2017 novel by Steven Carroll

A New England Affair (2017) is a novel by Australian author Steven Carroll.

It is the third novel in the author's Eliot Quartet, following The Lost Life (2009) and A World of Other People (2013), and is followed by Goodnight, Vivienne, Goodnight (2022).

==Plot summary==

The year is 1965 and poet T. S. Eliot has died in London. In New England, USA, 74-year-old Emily Hale reflects on her life, especially the unconsummated "affair" she had with poet T. S. Eliot, and the night in 1913 when the two fell madly in love with each other.

==Critical reception==
Reviewing the novel for The Sydney Morning Herald Dennis Haskell noted the influence of author Henry James in Carroll's work, "because Carroll's novels do not present dramatic events; rather, characters think over and over what outwardly seem small events in their lives. Carroll knows, as James and Eliot did, that the most significant aspect of anyone's life is the inner life." Haskell concluded that "there is a lot of Mr Eliot and Mr James in Mr Carroll – by which I mean very high praise indeed."

In Australian Book Review Patrick Allington wrote that at "times, the portrait of Emily and Tom's complex bond is tender, their version of love authentic precisely because of its awkwardness. But at other times it is excruciating to watch them circle each other, each playing a predetermined role.

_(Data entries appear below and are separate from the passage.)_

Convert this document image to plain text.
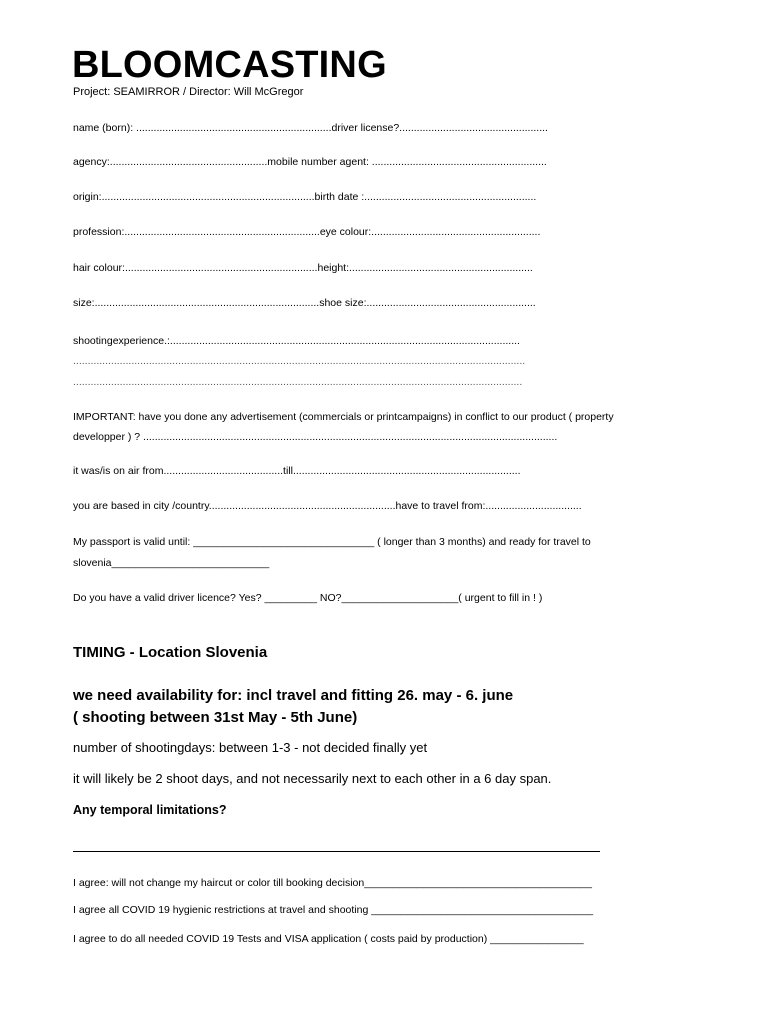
BLOOMCASTING
Project: SEAMIRROR / Director: Will McGregor
name (born): ...................................................................driver license?...................................................
agency:......................................................mobile number agent: ............................................................
origin:.........................................................................birth date :...........................................................
profession:...................................................................eye colour:..........................................................
hair colour:..................................................................height:...............................................................
size:.............................................................................shoe size:..........................................................
shootingexperience.:........................................................................................................................
...........................................................................................................................................................
..........................................................................................................................................................
IMPORTANT: have you done any advertisement (commercials or printcampaigns) in conflict to our product ( property
developper ) ? ..............................................................................................................................................
it was/is on air from.........................................till..............................................................................
you are based in city /country................................................................have to travel from:.................................
My passport is valid until: _______________________________ ( longer than 3 months) and ready for travel to
slovenia___________________________
Do you have a valid driver licence? Yes? _________ NO?____________________( urgent to fill in ! )
TIMING - Location Slovenia
we need availability for: incl travel and fitting 26. may - 6. june
( shooting between 31st May - 5th June)
number of shootingdays: between 1-3 - not decided finally yet
it will likely be 2 shoot days, and not necessarily next to each other in a 6 day span.
Any temporal limitations?
I agree: will not change my haircut or color till booking decision_______________________________________
I agree all COVID 19 hygienic restrictions at travel and shooting ______________________________________
I agree to do all needed COVID 19 Tests and VISA application ( costs paid by production) ________________
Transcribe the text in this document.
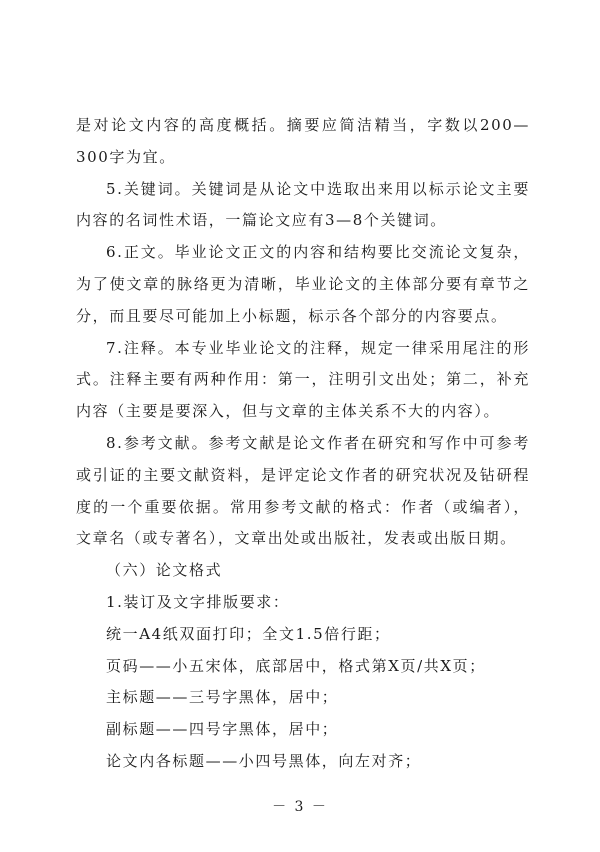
是对论文内容的高度概括。摘要应简洁精当，字数以200—300字为宜。

5.关键词。关键词是从论文中选取出来用以标示论文主要内容的名词性术语，一篇论文应有3—8个关键词。

6.正文。毕业论文正文的内容和结构要比交流论文复杂，为了使文章的脉络更为清晰，毕业论文的主体部分要有章节之分，而且要尽可能加上小标题，标示各个部分的内容要点。

7.注释。本专业毕业论文的注释，规定一律采用尾注的形式。注释主要有两种作用：第一，注明引文出处；第二，补充内容（主要是要深入，但与文章的主体关系不大的内容）。

8.参考文献。参考文献是论文作者在研究和写作中可参考或引证的主要文献资料，是评定论文作者的研究状况及钻研程度的一个重要依据。常用参考文献的格式：作者（或编者），文章名（或专著名），文章出处或出版社，发表或出版日期。

（六）论文格式

1.装订及文字排版要求：

统一A4纸双面打印；全文1.5倍行距；

页码——小五宋体，底部居中，格式第X页/共X页；

主标题——三号字黑体，居中；

副标题——四号字黑体，居中；

论文内各标题——小四号黑体，向左对齐；

－ 3 －
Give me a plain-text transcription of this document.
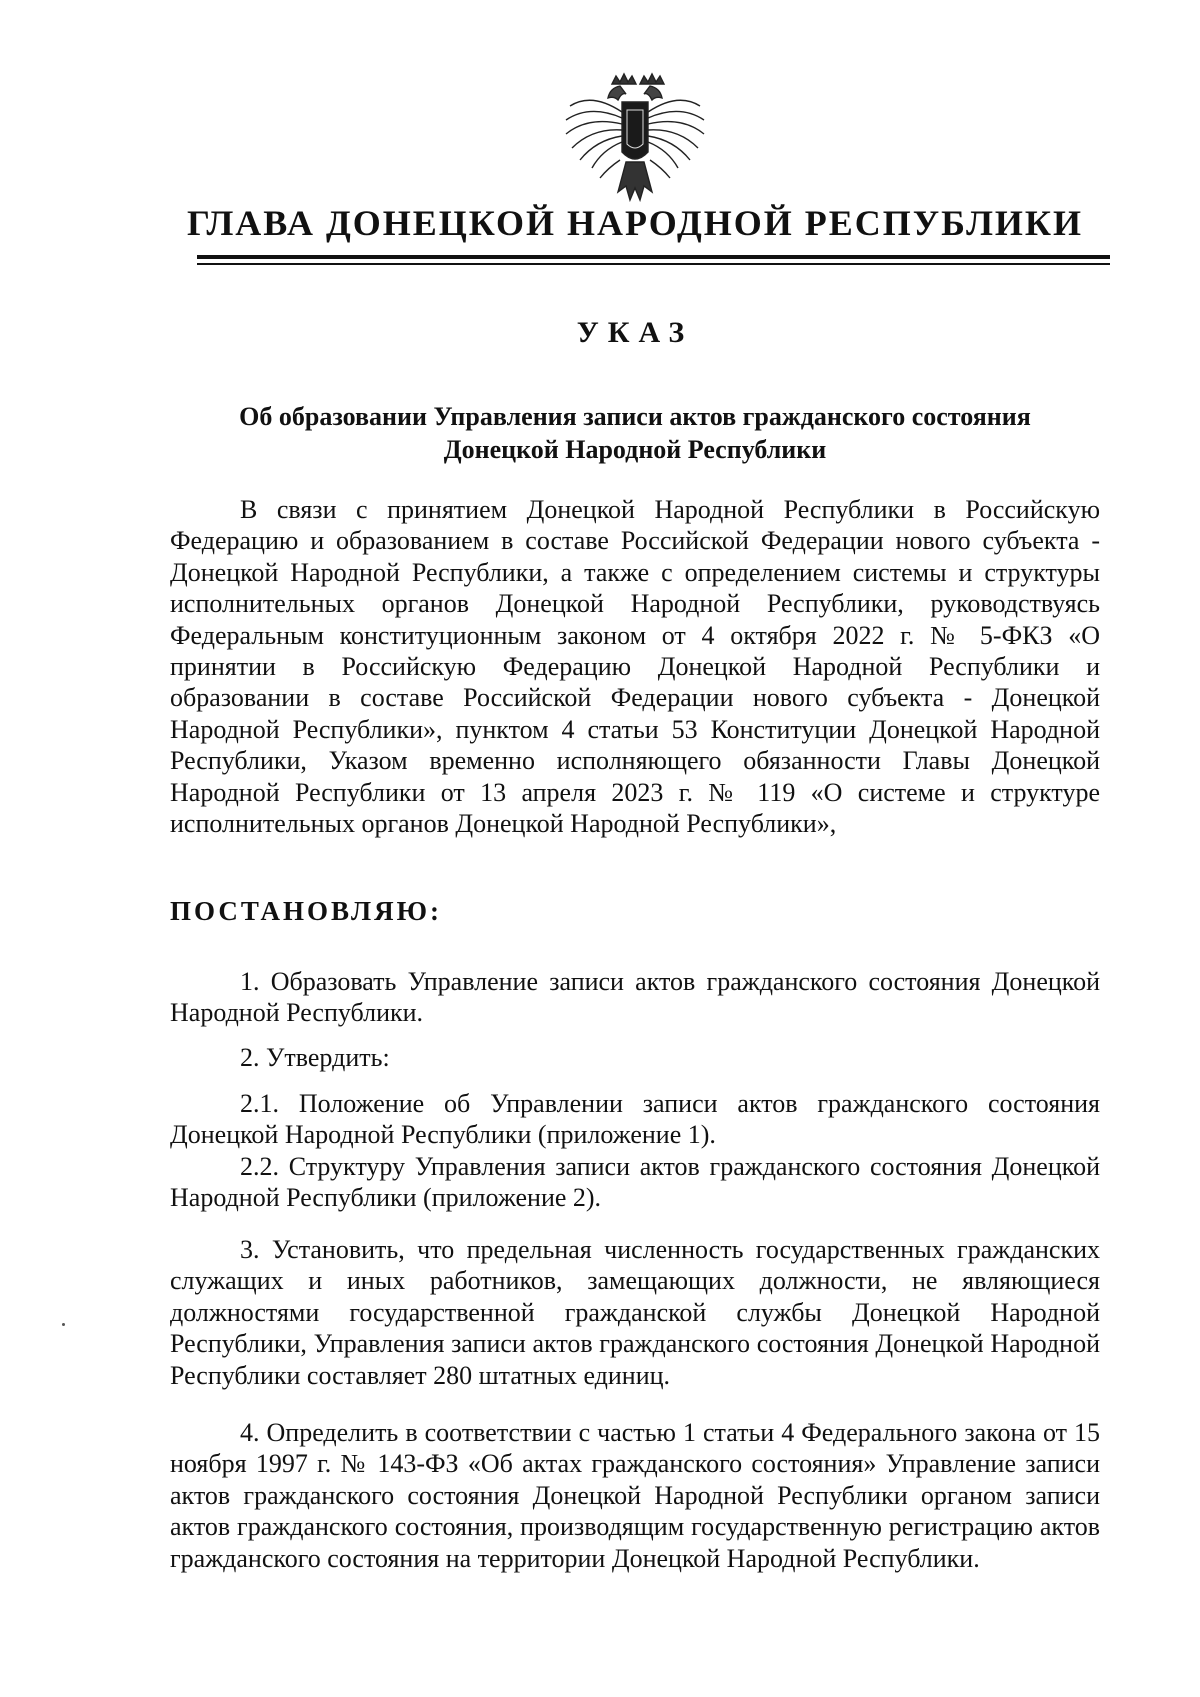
ГЛАВА ДОНЕЦКОЙ НАРОДНОЙ РЕСПУБЛИКИ
УКАЗ
Об образовании Управления записи актов гражданского состояния
Донецкой Народной Республики

В связи с принятием Донецкой Народной Республики в Российскую Федерацию и образованием в составе Российской Федерации нового субъекта - Донецкой Народной Республики, а также с определением системы и структуры исполнительных органов Донецкой Народной Республики, руководствуясь Федеральным конституционным законом от 4 октября 2022 г. № 5-ФКЗ «О принятии в Российскую Федерацию Донецкой Народной Республики и образовании в составе Российской Федерации нового субъекта - Донецкой Народной Республики», пунктом 4 статьи 53 Конституции Донецкой Народной Республики, Указом временно исполняющего обязанности Главы Донецкой Народной Республики от 13 апреля 2023 г. № 119 «О системе и структуре исполнительных органов Донецкой Народной Республики»,

ПОСТАНОВЛЯЮ:

1. Образовать Управление записи актов гражданского состояния Донецкой Народной Республики.

2. Утвердить:

2.1. Положение об Управлении записи актов гражданского состояния Донецкой Народной Республики (приложение 1).

2.2. Структуру Управления записи актов гражданского состояния Донецкой Народной Республики (приложение 2).

3. Установить, что предельная численность государственных гражданских служащих и иных работников, замещающих должности, не являющиеся должностями государственной гражданской службы Донецкой Народной Республики, Управления записи актов гражданского состояния Донецкой Народной Республики составляет 280 штатных единиц.

4. Определить в соответствии с частью 1 статьи 4 Федерального закона от 15 ноября 1997 г. № 143-ФЗ «Об актах гражданского состояния» Управление записи актов гражданского состояния Донецкой Народной Республики органом записи актов гражданского состояния, производящим государственную регистрацию актов гражданского состояния на территории Донецкой Народной Республики.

Whenever Emily loses patience – whether with Tom or with the gendered and mannered world that she inhabits – it’s hard to do anything other than cheer."

==Awards and nominations==
- 2018 shortlisted Victorian Premier's Prize for Fiction

==Notes==
The novel makes particular use of Eliot's poem "The Dry Salvages", the title of which comes from a marine rock formation off the coast of Cape Ann, Massachusetts, where Eliot spent time at as a child.